Palvella Therapeutics

Palvella's lead candidate, Qtorin rapamycin, targets pachyonychia congenita (PC) and Gorlin syndrome (GS) — two rare, autosomal dominant genetic disorders with no FDA-approved therapies. PC causes debilitating calluses, blisters, and cysts on the feet and hands, while GS leads to hundreds of basal-cell carcinomas. Both are driven by mutations that ultimately signal through the mTOR pathway, which rapamycin blocks, creating a shared mechanistic rationale for a single drug across two distinct diseases.

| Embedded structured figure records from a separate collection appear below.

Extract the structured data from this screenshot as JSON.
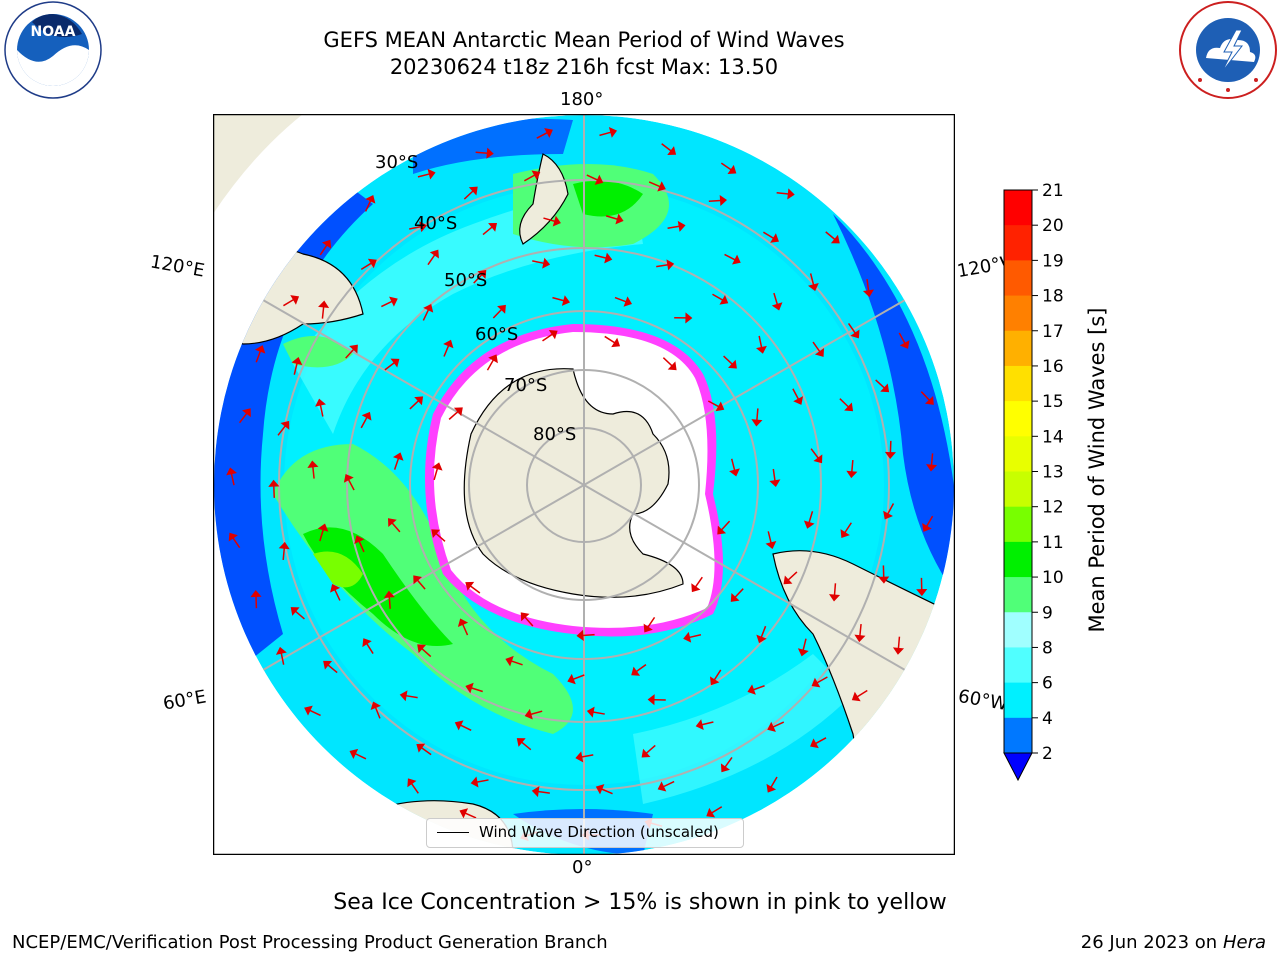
{
  "header": {
    "title_line1": "GEFS MEAN Antarctic Mean Period of Wind Waves",
    "title_line2": "20230624 t18z 216h fcst   Max: 13.50"
  },
  "map": {
    "projection": "south-polar-stereographic",
    "lon_labels": {
      "top": "180°",
      "bottom": "0°",
      "upper_left": "120°E",
      "upper_right": "120°W",
      "lower_left": "60°E",
      "lower_right": "60°W"
    },
    "lat_labels": [
      "30°S",
      "40°S",
      "50°S",
      "60°S",
      "70°S",
      "80°S"
    ],
    "legend_label": "Wind Wave Direction (unscaled)"
  },
  "colorbar": {
    "label": "Mean Period of Wind Waves [s]",
    "ticks": [
      "21",
      "20",
      "19",
      "18",
      "17",
      "16",
      "15",
      "14",
      "13",
      "12",
      "11",
      "10",
      "9",
      "8",
      "6",
      "4",
      "2"
    ],
    "colors": [
      "#ff0000",
      "#ff2200",
      "#ff5a00",
      "#ff8000",
      "#ffb000",
      "#ffe000",
      "#ffff00",
      "#e8ff00",
      "#c8ff00",
      "#78ff00",
      "#00f000",
      "#50ff78",
      "#a0ffff",
      "#50ffff",
      "#00f0ff",
      "#0078ff"
    ],
    "under_color": "#0000ff"
  },
  "caption": "Sea Ice Concentration > 15% is shown in pink to yellow",
  "footer": {
    "left": "NCEP/EMC/Verification Post Processing Product Generation Branch",
    "right_date": "26 Jun 2023 on",
    "right_host": "Hera"
  },
  "logos": {
    "noaa_text": "NOAA",
    "nws_text": "NATIONAL WEATHER SERVICE"
  }
}
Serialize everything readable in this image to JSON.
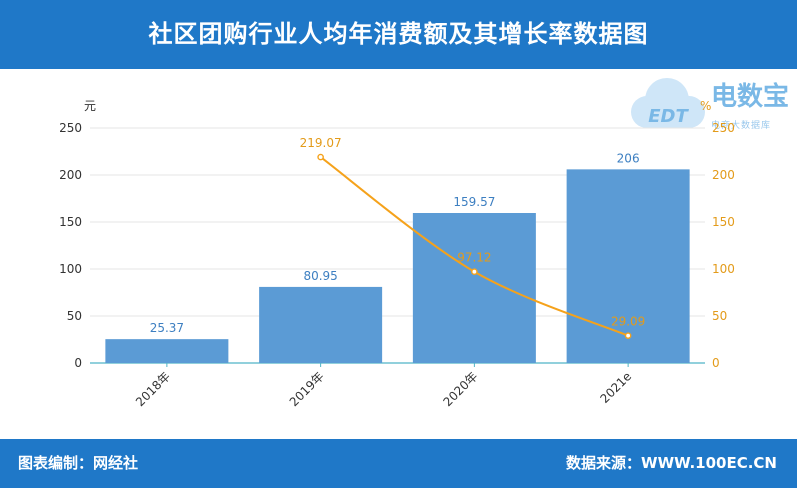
{
  "header": {
    "title": "社区团购行业人均年消费额及其增长率数据图"
  },
  "footer": {
    "left": "图表编制：网经社",
    "right": "数据来源：WWW.100EC.CN"
  },
  "logo": {
    "name": "电数宝",
    "mark": "EDT",
    "subtitle": "电商大数据库",
    "icon": "cloud-logo-icon"
  },
  "colors": {
    "header": "#1f78c8",
    "bar": "#5b9bd5",
    "line": "#f5a21b",
    "line_label": "#e39b1a",
    "bar_label": "#3d7fc1"
  },
  "chart_data": {
    "type": "bar",
    "categories": [
      "2018年",
      "2019年",
      "2020年",
      "2021e"
    ],
    "series": [
      {
        "type": "bar",
        "axis": "left",
        "values": [
          25.37,
          80.95,
          159.57,
          206
        ]
      },
      {
        "type": "line",
        "axis": "right",
        "values": [
          null,
          219.07,
          97.12,
          29.09
        ]
      }
    ],
    "left_axis": {
      "unit": "元",
      "ylim": [
        0,
        250
      ],
      "ticks": [
        0,
        50,
        100,
        150,
        200,
        250
      ]
    },
    "right_axis": {
      "unit": "%",
      "ylim": [
        0,
        250
      ],
      "ticks": [
        0,
        50,
        100,
        150,
        200,
        250
      ]
    },
    "grid": true
  }
}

Qtorin is a topical formulation technology designed to deliver rapamycin — a poorly water-soluble mTOR inhibitor — into the skin at therapeutic concentrations without systemic exposure. Standard oral rapamycin is immunosuppressive and requires blood-level monitoring; compounded topical rapamycin in emollients cannot penetrate the skin at doses needed to silence the disease pathway. Palvella's Qtorin rapamycin uses a proprietary anhydrous gel to achieve deep dermal delivery, with clinical data showing rapid reduction in PC callus thickness and basal-cell carcinoma burden in Gorlin patients without systemic immunosuppression.

Palvella is led by founder, President and CEO Wesley H. Kaupinen, who directs corporate and strategic investment decisions and has built the company's pipeline around mTOR pathway biology since 2015. The clinical development is overseen by a chief medical officer and a team experienced in rare-disease trial design partnered with patient foundations like PC Project. As of late 2024, Palvella planned a reverse merger with Pieris Pharmaceuticals to become a public company, which will place capital-allocation decisions under a newly constituted public board.

Palvella is not an investment firm — it is an operating biopharmaceutical company that raises capital directly through venture rounds and public listings to fund its own clinical programs. It does not invest in or manage commitments to external pharmaceutical or biotech investment funds. Its capital deployment is entirely internal, directed at clinical trials, regulatory filings, and commercial preparation for its own pipeline.

Palvella has a long-standing research collaboration with PC Project, a patient advocacy organization that maintains a global registry and natural-history study of pachyonychia congenita. This partnership has enabled Palvella to define the genotype-phenotype map of the disease and use patient-reported outcome measures validated by the PC Project registry as clinical endpoints for the SELVA trial. The relationship is structured as a scientific collaboration, not an ownership stake or a subsidiary arrangement.

Palvella has historically maintained full global rights to Qtorin rapamycin and pursues its own development and commercialization, particularly in the United States. The company has not publicly announced any co-development or licensing partnerships with larger pharmaceutical firms. However, for indications such as Gorlin syndrome — where the patient population is widely distributed — or for ex-U.S. commercialization, a future regional licensing arrangement would be a conventional biotech capital strategy.

Before its 2024 reverse-merger public-listing plan, Palvella raised private venture capital through traditional biotech Series B and Series C syndicates, with investors including Samsara BioCapital and other rare-disease-focused funds. The company did not operate as a family-office affiliated entity or a venture studio spinout — it sourced institutional venture financing from healthcare-specialist funds that understand the multiyear, binary-outcome risk profile of pivotal rare-disease trials.